2 ± 0 1 mg/kg/d,ym divided in two doses, despite we have tried in

2 ± 0.1 mg/kg/d,ym divided in two doses, despite we have tried in 6; one patient presented severe hypotension and the drug was withdrawn. No significant changes were observed in height-for-age Z-score (median at the beginning

of treatment = -2.5 [-4.3 to -2.2]; median at the end = -3.0 [-3.9 to -1.21]; p = 0.8), nor in the weight-for-age Z-score (median at the beginning of treatment = -2.1 [-2.7 to -0.9]; median at the end= -2.7 [-3.8 to -0.3]; p = 0.4). The creatinine clearance showed no statistically significant differences, from median 150 (107-183) to 138 (62-160) (p = 0.18); however, a decrease was observed in four patients, one of whom below Protease Inhibitor Library cell line 90 mL/min/1.73m2BS. In this case, the dose of enalapril was reduced. Fig. 1 presents the weight-for-age Z-score, Fig. 2 shows the height-for-age Z-score at the beginning and at the end of the treatment with each drug. Fig. 3 presents the creatinine clearance during the treatment AZD6244 molecular weight with each drug. Seven patients developed microalbuminuria during treatment

with indomethacin; in five patients, the problem resolved when their treatment was converted to celecoxib; however, four patients developed microalbuminuria during the use of celecoxib. Patients with proteinuria had their treatment converted to ACEi, and presented a significant reduction: median was 76.2% (62.8%-80.6%). Table 1 presents the average of serum potassium, sodium, and bicarbonate levels of patients during each drug and the amount of potassium supplementation including data from each six months.

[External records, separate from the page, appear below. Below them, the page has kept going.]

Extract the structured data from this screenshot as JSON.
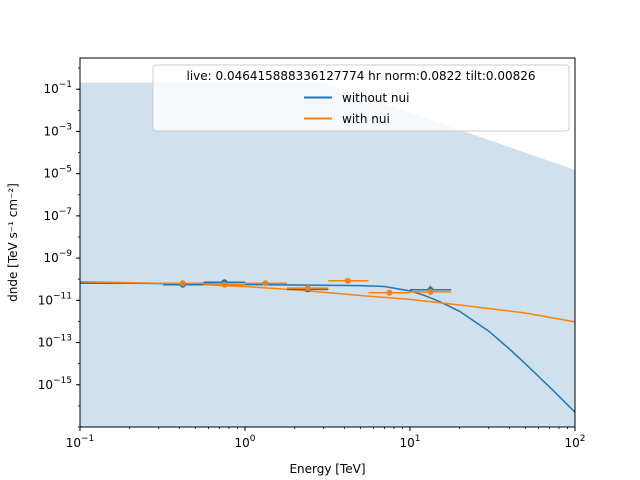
{
  "chart_data": {
    "type": "line",
    "xlabel": "Energy [TeV]",
    "ylabel": "dnde [TeV s⁻¹ cm⁻²]",
    "x_scale": "log",
    "y_scale": "log",
    "xlim": [
      0.1,
      100
    ],
    "ylim": [
      1e-17,
      3
    ],
    "x_ticks": [
      {
        "value": 0.1,
        "base": "10",
        "exp": "−1"
      },
      {
        "value": 1,
        "base": "10",
        "exp": "0"
      },
      {
        "value": 10,
        "base": "10",
        "exp": "1"
      },
      {
        "value": 100,
        "base": "10",
        "exp": "2"
      }
    ],
    "y_ticks": [
      {
        "value": 1e-15,
        "base": "10",
        "exp": "−15"
      },
      {
        "value": 1e-13,
        "base": "10",
        "exp": "−13"
      },
      {
        "value": 1e-11,
        "base": "10",
        "exp": "−11"
      },
      {
        "value": 1e-09,
        "base": "10",
        "exp": "−9"
      },
      {
        "value": 1e-07,
        "base": "10",
        "exp": "−7"
      },
      {
        "value": 1e-05,
        "base": "10",
        "exp": "−5"
      },
      {
        "value": 0.001,
        "base": "10",
        "exp": "−3"
      },
      {
        "value": 0.1,
        "base": "10",
        "exp": "−1"
      }
    ],
    "legend": {
      "title": "live: 0.046415888336127774 hr norm:0.0822 tilt:0.00826",
      "placement": "top-right"
    },
    "band": {
      "color": "#cfe0ee",
      "upper": [
        [
          0.1,
          0.2
        ],
        [
          3.0,
          0.2
        ],
        [
          100,
          1.5e-05
        ]
      ],
      "lower": [
        [
          0.1,
          1e-17
        ],
        [
          100,
          1e-17
        ]
      ]
    },
    "series": [
      {
        "name": "without nui",
        "color": "#1f77b4",
        "x": [
          0.1,
          0.2,
          0.4,
          0.7,
          1,
          2,
          3,
          5,
          7,
          10,
          12,
          15,
          20,
          30,
          40,
          50,
          70,
          100
        ],
        "y": [
          6.5e-11,
          6.5e-11,
          6.1e-11,
          5.8e-11,
          5.6e-11,
          5.3e-11,
          5.2e-11,
          5e-11,
          4.5e-11,
          2.8e-11,
          1.8e-11,
          9e-12,
          3e-12,
          3.5e-13,
          5e-14,
          1e-14,
          8e-16,
          5e-17
        ]
      },
      {
        "name": "with nui",
        "color": "#ff7f0e",
        "x": [
          0.1,
          0.3,
          0.5,
          1,
          2,
          3,
          5,
          10,
          20,
          50,
          100
        ],
        "y": [
          7.5e-11,
          6.5e-11,
          5.8e-11,
          4.5e-11,
          3.1e-11,
          2.4e-11,
          1.7e-11,
          1.1e-11,
          6e-12,
          2.5e-12,
          9.5e-13
        ]
      }
    ],
    "points": [
      {
        "series": "without nui",
        "x": 0.42,
        "y": 5.5e-11,
        "xlo": 0.32,
        "xhi": 0.56
      },
      {
        "series": "without nui",
        "x": 0.75,
        "y": 7.2e-11,
        "xlo": 0.56,
        "xhi": 1.0
      },
      {
        "series": "without nui",
        "x": 2.4,
        "y": 3.3e-11,
        "xlo": 1.8,
        "xhi": 3.2
      },
      {
        "series": "without nui",
        "x": 13.3,
        "y": 3.2e-11,
        "xlo": 10,
        "xhi": 17.8,
        "ylo": 1.8e-11,
        "yhi": 5e-11
      },
      {
        "series": "with nui",
        "x": 0.42,
        "y": 6.5e-11,
        "xlo": 0.32,
        "xhi": 0.56
      },
      {
        "series": "with nui",
        "x": 0.75,
        "y": 5.5e-11,
        "xlo": 0.56,
        "xhi": 1.0
      },
      {
        "series": "with nui",
        "x": 1.33,
        "y": 6.5e-11,
        "xlo": 1.0,
        "xhi": 1.8
      },
      {
        "series": "with nui",
        "x": 2.4,
        "y": 3.8e-11,
        "xlo": 1.8,
        "xhi": 3.2
      },
      {
        "series": "with nui",
        "x": 4.2,
        "y": 8.5e-11,
        "xlo": 3.2,
        "xhi": 5.6
      },
      {
        "series": "with nui",
        "x": 7.5,
        "y": 2.3e-11,
        "xlo": 5.6,
        "xhi": 10
      },
      {
        "series": "with nui",
        "x": 13.3,
        "y": 2.5e-11,
        "xlo": 10,
        "xhi": 17.8,
        "ylo": 1.8e-11,
        "yhi": 3.5e-11
      }
    ]
  }
}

No significant differences

were observed in serum potassium, sodium, and bicarbonate levels during the use of the three drugs. No significant differences were observed between the amount of potassium supplementation during the use of indomethacin and celecoxib (p = 0.8). Although no significant differences were detected in the amount of potassium supplementation during indomethacin and ACEi (p = 0.09) and celecoxib and ACEi (p = 0.2), a tendency to supplement a larger amount of potassium during ACEi was observed, as seen in Table 1. In BS, an over activation of renin-angiotensin-aldosterone system (RAAS) and an over production of PGs can be observed. Those findings are Oxymatrine the result of sodium, chloride, and potassium urinary wasting. Therefore, the recommended treatment has been based on potassium supplementation, a PGs inhibitor;7 and 8 spironolactone1 is also an option, but with transient effect, and ACEi has been used in some studies.9 Indomethacin has been long employed in the treatment of these patients. Studies have demonstrated that with indomethacin, spironolactone, and potassium chloride supplementation and, sometimes, sodium chloride supplementation, patients experience improvement in growth speed, weight gain, and metabolic stability.10 However, there are significant GI effects resulting from inhibition of cyclooxygenase (Cox) 1.